While that dried, I watercolored the background onto the card panel and also added some splatters wih the same color. I made sure not to add too much water to my watercolors since I was working on Neenah Cardstock and not watercolor paper. While that dried, I diecut the elf parts with the coordinating Nice List Dies. Once the background was dry, I stamped the sentiment from Catherine Pooler’s Nice List Stamp Set with Versamark Ink and heat embossed it with Clear Embossing Powder. I adhered the panel to the card base and the hat and shoes with Stampin’ Dimensionals. I finished it off by adding some clear sequins.
Today’s topic is watercolor backgrounds. Whenever I want a quick and easy background for a card, I go with a watercolor background. You don’t need to know how to watercolor like a pro, you just need some good watercolor paper. The paper makes the difference in the results you get. I used Canson XL Series Watercolor Paper Pad (140 Pound, 9 x 12 Inch). The great thing is, that this technique can be achieved with dye inks, stains, sprays, or watercolors (high end or inexpensive). I used Distress Ink Stains for my backgrounds. I originally pulled out my Distress Ink Pads but then decided that my Distress Ink Stains haven’t been getting enough love so I decided to use those instead. These can be dabbed on or sprayed. These now are sold in spray bottles but if you’re like me and have the original bottles, Ranger sells a spray bottle lid. I used mine straight out of the bottle like watercolor though.

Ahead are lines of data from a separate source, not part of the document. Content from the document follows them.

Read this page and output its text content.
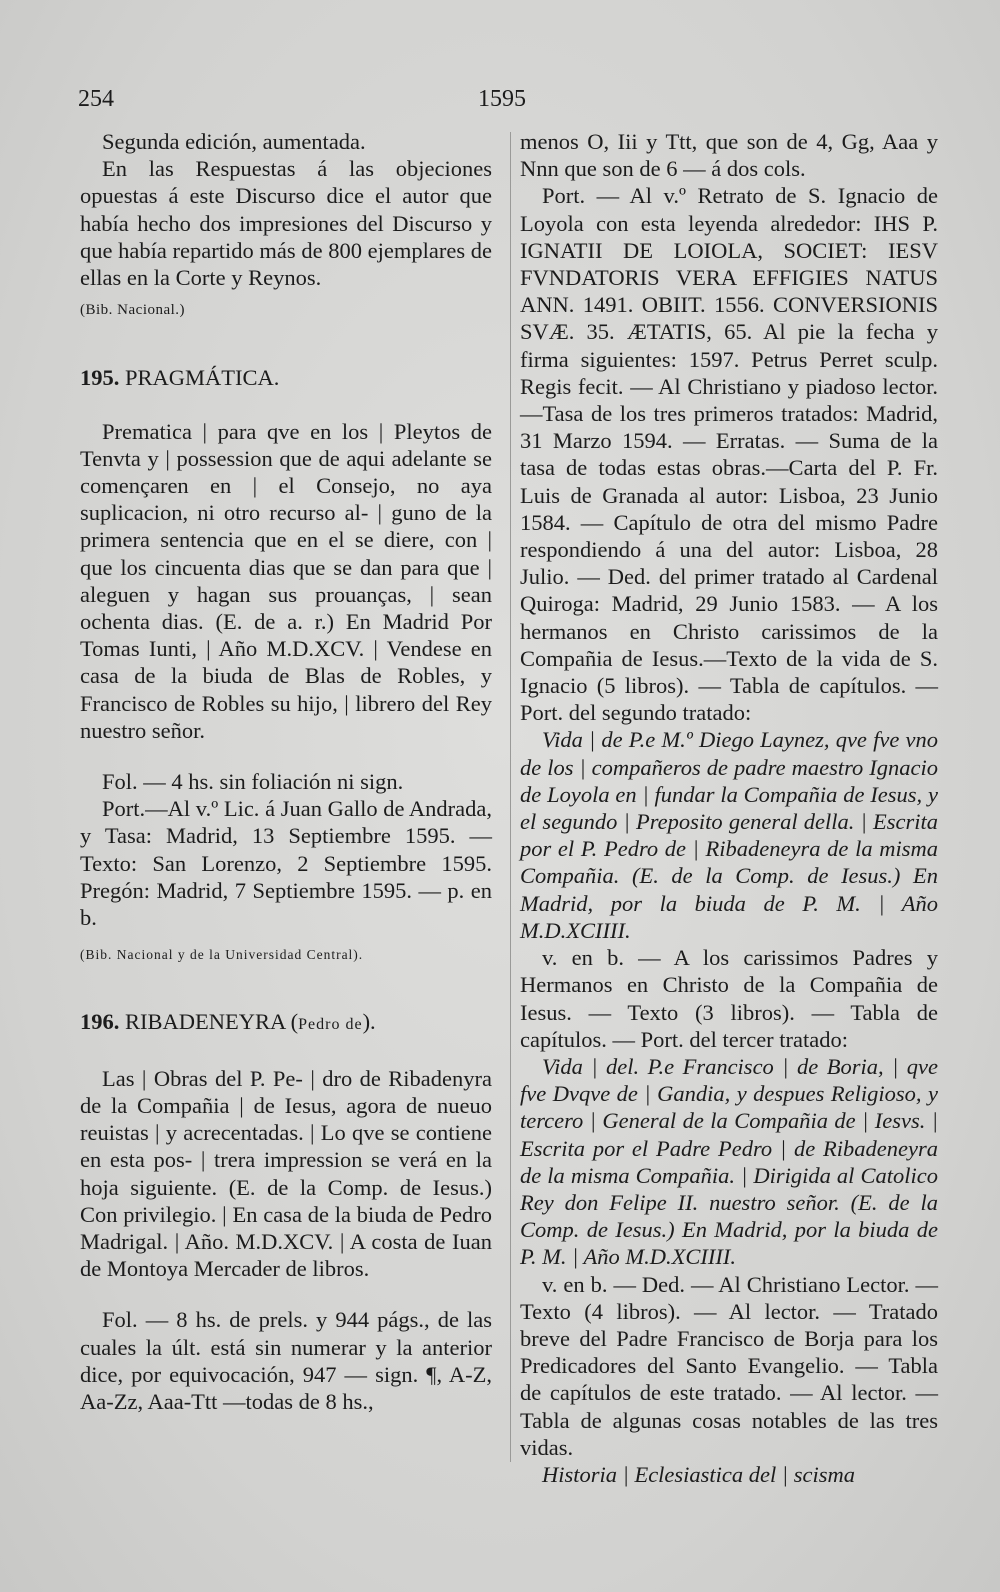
254	1595

Segunda edición, aumentada.

En las Respuestas á las objeciones opuestas á este Discurso dice el autor que había hecho dos impresiones del Discurso y que había repartido más de 800 ejemplares de ellas en la Corte y Reynos.

(Bib. Nacional.)

195. PRAGMÁTICA.

Prematica | para qve en los | Pleytos de Tenvta y | possession que de aqui adelante se començaren en | el Consejo, no aya suplicacion, ni otro recurso al- | guno de la primera sentencia que en el se diere, con | que los cincuenta dias que se dan para que | aleguen y hagan sus prouanças, | sean ochenta dias. (E. de a. r.) En Madrid Por Tomas Iunti, | Año M.D.XCV. | Vendese en casa de la biuda de Blas de Robles, y Francisco de Robles su hijo, | librero del Rey nuestro señor.

Fol. — 4 hs. sin foliación ni sign.

Port.—Al v.º Lic. á Juan Gallo de Andrada, y Tasa: Madrid, 13 Septiembre 1595. — Texto: San Lorenzo, 2 Septiembre 1595. Pregón: Madrid, 7 Septiembre 1595. — p. en b.

(Bib. Nacional y de la Universidad Central).

196. RIBADENEYRA (Pedro de).

Las | Obras del P. Pe- | dro de Ribadenyra de la Compañia | de Iesus, agora de nueuo reuistas | y acrecentadas. | Lo qve se contiene en esta pos- | trera impression se verá en la hoja siguiente. (E. de la Comp. de Iesus.) Con privilegio. | En casa de la biuda de Pedro Madrigal. | Año. M.D.XCV. | A costa de Iuan de Montoya Mercader de libros.

Fol. — 8 hs. de prels. y 944 págs., de las cuales la últ. está sin numerar y la anterior dice, por equivocación, 947 — sign. ¶, A-Z, Aa-Zz, Aaa-Ttt —todas de 8 hs.,

menos O, Iii y Ttt, que son de 4, Gg, Aaa y Nnn que son de 6 — á dos cols.

Port. — Al v.º Retrato de S. Ignacio de Loyola con esta leyenda alrededor: IHS P. IGNATII DE LOIOLA, SOCIET: IESV FVNDATORIS VERA EFFIGIES NATUS ANN. 1491. OBIIT. 1556. CONVERSIONIS SVÆ. 35. ÆTATIS, 65. Al pie la fecha y firma siguientes: 1597. Petrus Perret sculp. Regis fecit. — Al Christiano y piadoso lector.—Tasa de los tres primeros tratados: Madrid, 31 Marzo 1594. — Erratas. — Suma de la tasa de todas estas obras.—Carta del P. Fr. Luis de Granada al autor: Lisboa, 23 Junio 1584. — Capítulo de otra del mismo Padre respondiendo á una del autor: Lisboa, 28 Julio. — Ded. del primer tratado al Cardenal Quiroga: Madrid, 29 Junio 1583. — A los hermanos en Christo carissimos de la Compañia de Iesus.—Texto de la vida de S. Ignacio (5 libros). — Tabla de capítulos. — Port. del segundo tratado:

Vida | de P.e M.º Diego Laynez, qve fve vno de los | compañeros de padre maestro Ignacio de Loyola en | fundar la Compañia de Iesus, y el segundo | Preposito general della. | Escrita por el P. Pedro de | Ribadeneyra de la misma Compañia. (E. de la Comp. de Iesus.) En Madrid, por la biuda de P. M. | Año M.D.XCIIII.

v. en b. — A los carissimos Padres y Hermanos en Christo de la Compañia de Iesus. — Texto (3 libros). — Tabla de capítulos. — Port. del tercer tratado:

Vida | del. P.e Francisco | de Boria, | qve fve Dvqve de | Gandia, y despues Religioso, y tercero | General de la Compañia de | Iesvs. | Escrita por el Padre Pedro | de Ribadeneyra de la misma Compañia. | Dirigida al Catolico Rey don Felipe II. nuestro señor. (E. de la Comp. de Iesus.) En Madrid, por la biuda de P. M. | Año M.D.XCIIII.

v. en b. — Ded. — Al Christiano Lector. — Texto (4 libros). — Al lector. — Tratado breve del Padre Francisco de Borja para los Predicadores del Santo Evangelio. — Tabla de capítulos de este tratado. — Al lector. — Tabla de algunas cosas notables de las tres vidas.

Historia | Eclesiastica del | scisma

Ok, so let’s get started. First, I taped down my watercolor paper piece (4 1/4 x 5 1/2″) with some ScotchBlue Painters Tape to a hard surface. Protect your surface before you begin because this will be messy. With a clean brush, add some water to your surface, covering the whole area. Then dispense some of ink onto a clear block, craft mat, etc. (I used my glass mat) and then dab/pounce it your paper. If the surface is too dry, add some more water. You can add more ink to certain areas to get darker areas. Alternatively, you can add more water and blot certain areas to subtract color. Stick to one color if you are not comfortable mixing multiple colors together. Keep playing with adding color until you are satisfied.
Let your piece dry in between layers. This will yield a better result, in the end. You can let it air dry or use a heat tool (if you are not patient like me. :)) Once the piece was almost dry I added some splashes using the same ink color for each. I usually do this inside a box since I don’t want my desk and surrounding areas to stained. Let it dry completely before moving onto the next step. And if you want to stop here, you totally can; they look great as is. I wanted to enhance mine by adding another level of texture.